I think he was joking


----------



## intel igent (Nov 18, 2007)

whats the fear with using ELECTRICAL TAPE?


----------



## Necrofire (Nov 19, 2007)

First of all, the wires were too short to move anywhere near other metal.
Second of all, electric tape doesn't last very long, especially in hot areas, the sticky gets everywhere. Electric tape likes to come apart.


----------



## intel igent (Nov 19, 2007)

Necrofire said:


> Second of all, electric tape doesn't last very long, especially in hot areas, the sticky gets everywhere. Electric tape likes to come apart.



thats cuz u use budget tape  with good electrical tape you wont have that. yes there is good tape and bad tape.

you could always try liquid electrical tape


----------



## Necrofire (Nov 20, 2007)

intel igent said:


> thats cuz u use budget tape  with good electrical tape you wont have that. yes there is good tape and bad tape.
> 
> you could always try liquid electrical tape



Liquid electric tape is god's tape. That stuff is awesome.
The glue stuff that's on electric tape isn't meant to handle long periods of high temps, regardless of the type of tape, or its quality. The 'good' tape may last longer, but it still gets all funky after a while.


----------



## TWOJZ (Nov 20, 2007)

this thread got long without actually going anywhere  lol

I'll go find pics of my massively hacked powersupply.


----------



## bryan_d (Nov 21, 2007)

Necrofire said:


> Liquid electric tape is god's tape. That stuff is awesome.

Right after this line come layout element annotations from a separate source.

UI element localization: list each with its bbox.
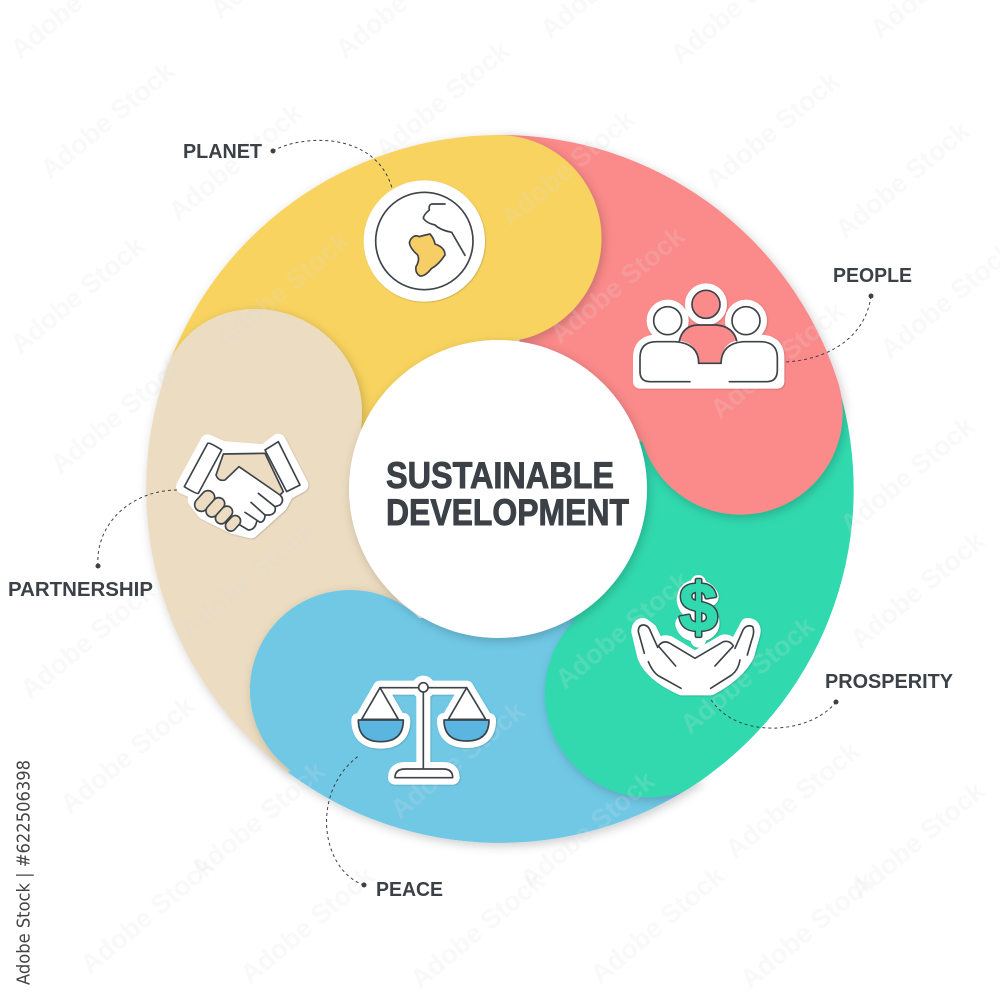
watermark: Adobe Stock (163, 97, 309, 227)
watermark: Adobe Stock (495, 103, 641, 233)
center circle (349, 340, 647, 638)
watermark: Adobe Stock (35, 55, 181, 185)
icon: prosperity hands and dollar: $ (679, 570, 717, 646)
stock id: Adobe Stock | #622506398 (14, 760, 34, 985)
label: peace (327, 755, 443, 901)
watermark: Adobe Stock (545, 220, 691, 350)
watermark: Adobe Stock (585, 860, 731, 990)
watermark: Adobe Stock (55, 690, 201, 820)
title (386, 455, 629, 533)
watermark: Adobe Stock (370, 35, 516, 165)
watermark: Adobe Stock (185, 755, 331, 885)
label: planet: PLANET (183, 141, 262, 163)
label: prosperity (710, 671, 954, 728)
watermark: Adobe Stock (845, 525, 991, 655)
label: partnership: PARTNERSHIP (8, 579, 153, 601)
icon: prosperity hands and dollar: $ (679, 570, 717, 646)
label: people: PEOPLE (833, 265, 912, 287)
watermark: Adobe Stock (550, 565, 696, 695)
segment: prosperity green head (542, 616, 710, 804)
watermark: Adobe Stock (705, 295, 851, 425)
watermark: Adobe Stock (175, 515, 321, 645)
watermark: Adobe Stock (405, 865, 551, 995)
watermark: Adobe Stock (700, 65, 846, 195)
watermark: Adobe Stock (515, 765, 661, 895)
segment: peace blue (250, 590, 700, 843)
watermark: Adobe Stock (735, 865, 881, 995)
watermark: Adobe Stock (15, 575, 161, 705)
title: SUSTAINABLE (386, 455, 614, 496)
icon: people (640, 290, 777, 382)
label: peace: PEACE (376, 879, 443, 901)
watermark: Adobe Stock (385, 695, 531, 825)
watermark: Adobe Stock (720, 735, 866, 865)
label: prosperity: PROSPERITY (825, 671, 954, 693)
watermark: Adobe Stock (235, 860, 381, 990)
icon: prosperity hands and dollar (638, 570, 754, 688)
segment: people red (500, 135, 843, 515)
icon: peace scales (358, 683, 489, 778)
label: partnership (8, 490, 178, 601)
watermark: Adobe Stock (75, 850, 221, 980)
watermark: Adobe Stock (675, 610, 821, 740)
icon: planet globe (364, 180, 485, 302)
watermark: Adobe Stock (210, 225, 356, 355)
watermark: Adobe Stock (835, 410, 981, 540)
segment: planet yellow (164, 135, 602, 430)
label: people (785, 265, 912, 362)
watermark: Adobe Stock (830, 115, 976, 245)
watermark: Adobe Stock (5, 230, 151, 360)
label: planet (183, 140, 392, 188)
segment: partnership beige (146, 309, 400, 773)
title: DEVELOPMENT (386, 492, 629, 533)
watermark: Adobe Stock (45, 350, 191, 480)
watermark: Adobe Stock (845, 775, 991, 905)
segment: prosperity green base (560, 385, 854, 781)
icon: partnership handshake (183, 441, 301, 533)
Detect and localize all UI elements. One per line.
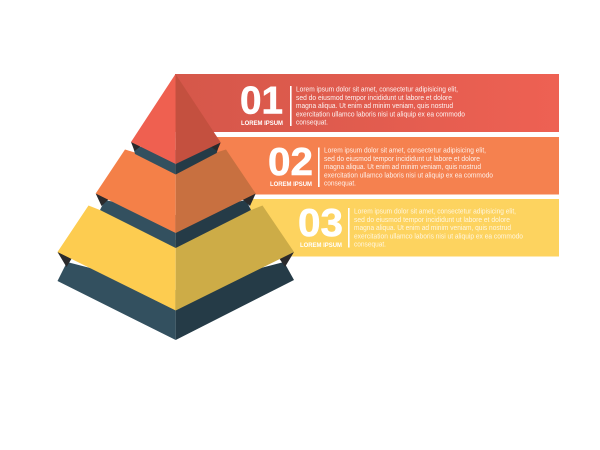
tier 2: orange — [96, 150, 256, 233]
text block 02: exercitation ullamco laboris nisi ut aliquip ex ea commodo — [324, 172, 493, 179]
divider 01 — [290, 86, 292, 126]
panel: band 01 — [175, 74, 559, 132]
label 01: LOREM IPSUM — [241, 120, 283, 127]
text block 01: Lorem ipsum dolor sit amet, consectetur adipisicing elit, — [296, 86, 458, 94]
tier 3 base: dark slate — [58, 252, 294, 340]
text block 01: sed do eiusmod tempor incididunt ut labore et dolore — [296, 95, 452, 102]
pyramid — [58, 74, 294, 340]
divider 02 — [318, 148, 320, 187]
tier 1 base: dark slate — [131, 142, 221, 174]
text block 02: Lorem ipsum dolor sit amet, consectetur adipisicing elit, — [324, 148, 486, 154]
text block 01: exercitation ullamco laboris nisi ut aliquip ex ea commodo — [296, 111, 465, 118]
text block 03: magna aliqua. Ut enim ad minim veniam, quis nostrud — [354, 225, 511, 232]
text block 01 — [296, 86, 465, 127]
tier 1: red apex — [131, 74, 221, 164]
number 02: 02 — [268, 141, 313, 184]
text block 02: sed do eiusmod tempor incididunt ut labore et dolore — [324, 156, 480, 163]
text block 03: exercitation ullamco laboris nisi ut aliquip ex ea commodo — [354, 233, 523, 240]
text block 03: sed do eiusmod tempor incididunt ut labore et dolore — [354, 217, 510, 224]
panel: band 03 — [250, 199, 559, 256]
text block 03: consequat. — [354, 242, 386, 249]
number 03: 03 — [298, 202, 343, 245]
divider 03 — [348, 208, 350, 248]
text block 02: consequat. — [324, 181, 356, 188]
text block 03 — [354, 208, 523, 249]
panel: band 02 — [215, 137, 559, 194]
text block 02: magna aliqua. Ut enim ad minim veniam, quis nostrud — [324, 164, 481, 171]
text block 01: magna aliqua. Ut enim ad minim veniam, quis nostrud — [296, 103, 453, 110]
text block 03: Lorem ipsum dolor sit amet, consectetur adipisicing elit, — [354, 208, 516, 216]
tier 3: yellow — [58, 206, 294, 310]
tier 2 base: dark slate — [96, 194, 256, 248]
label 03: LOREM IPSUM — [300, 242, 342, 249]
text block 02 — [324, 148, 493, 188]
number 01: 01 — [240, 80, 283, 122]
label 02: LOREM IPSUM — [270, 181, 312, 188]
text block 01: consequat. — [296, 120, 328, 127]
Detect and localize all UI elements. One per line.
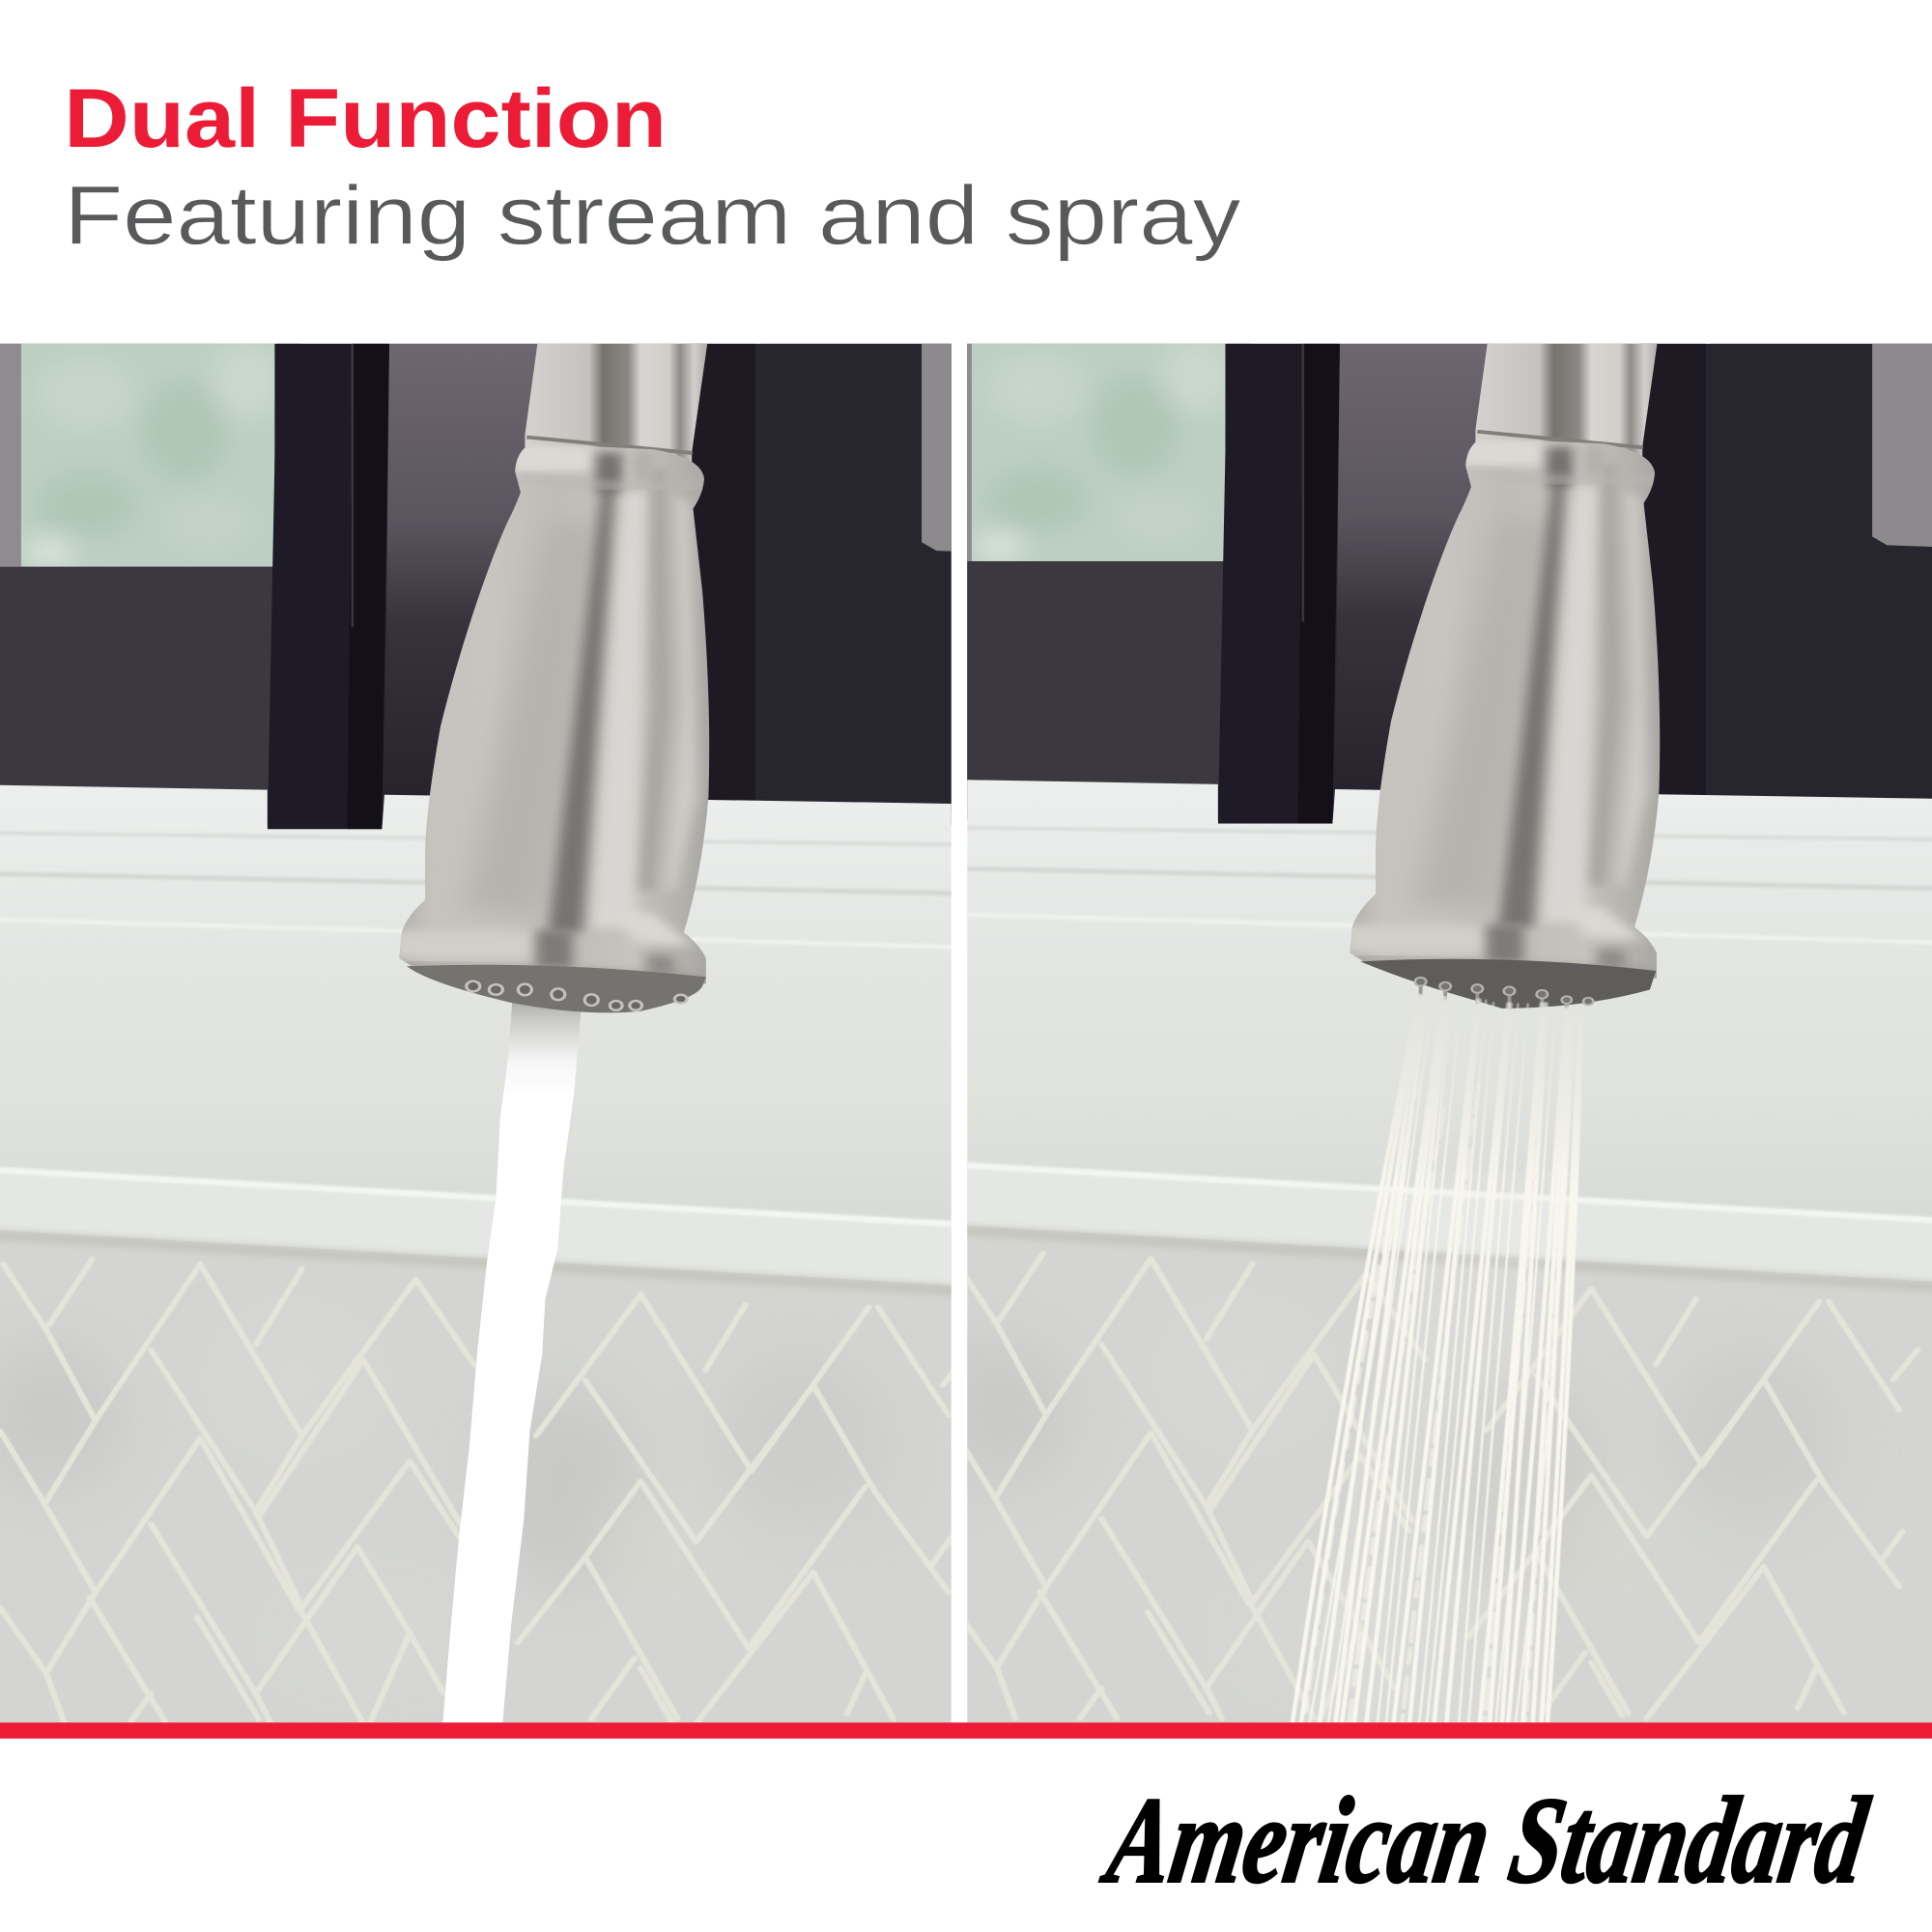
red divider bar bbox=[0, 1722, 1932, 1739]
panel: stream mode photo bbox=[0, 310, 1010, 1749]
faucet spray face with nozzles bbox=[1360, 959, 1656, 1009]
faucet head bbox=[1345, 304, 1662, 979]
faucet spray face bbox=[407, 965, 706, 1012]
water spray jets bbox=[1293, 996, 1582, 1722]
panel: spray mode photo bbox=[926, 304, 1932, 1744]
kitchen window, ledge and tile backdrop bbox=[926, 327, 1932, 1744]
title: Dual Function bbox=[64, 71, 667, 165]
faucet head bbox=[394, 310, 712, 984]
kitchen window, ledge and tile backdrop bbox=[0, 332, 1010, 1749]
subtitle: Featuring stream and spray bbox=[64, 169, 1241, 263]
water stream bbox=[442, 996, 582, 1729]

Just don't use "god's tape" indoors... unless you want to get a glimpse of him/her in short time.

I too have been playing with the idea of modifying some power supply's into a modular design, but not for wire managements sake, but as a quick method of checking my 12v line and 5 volt lines.

I am very curious to see the results with the OP's pictures.

bryan d


----------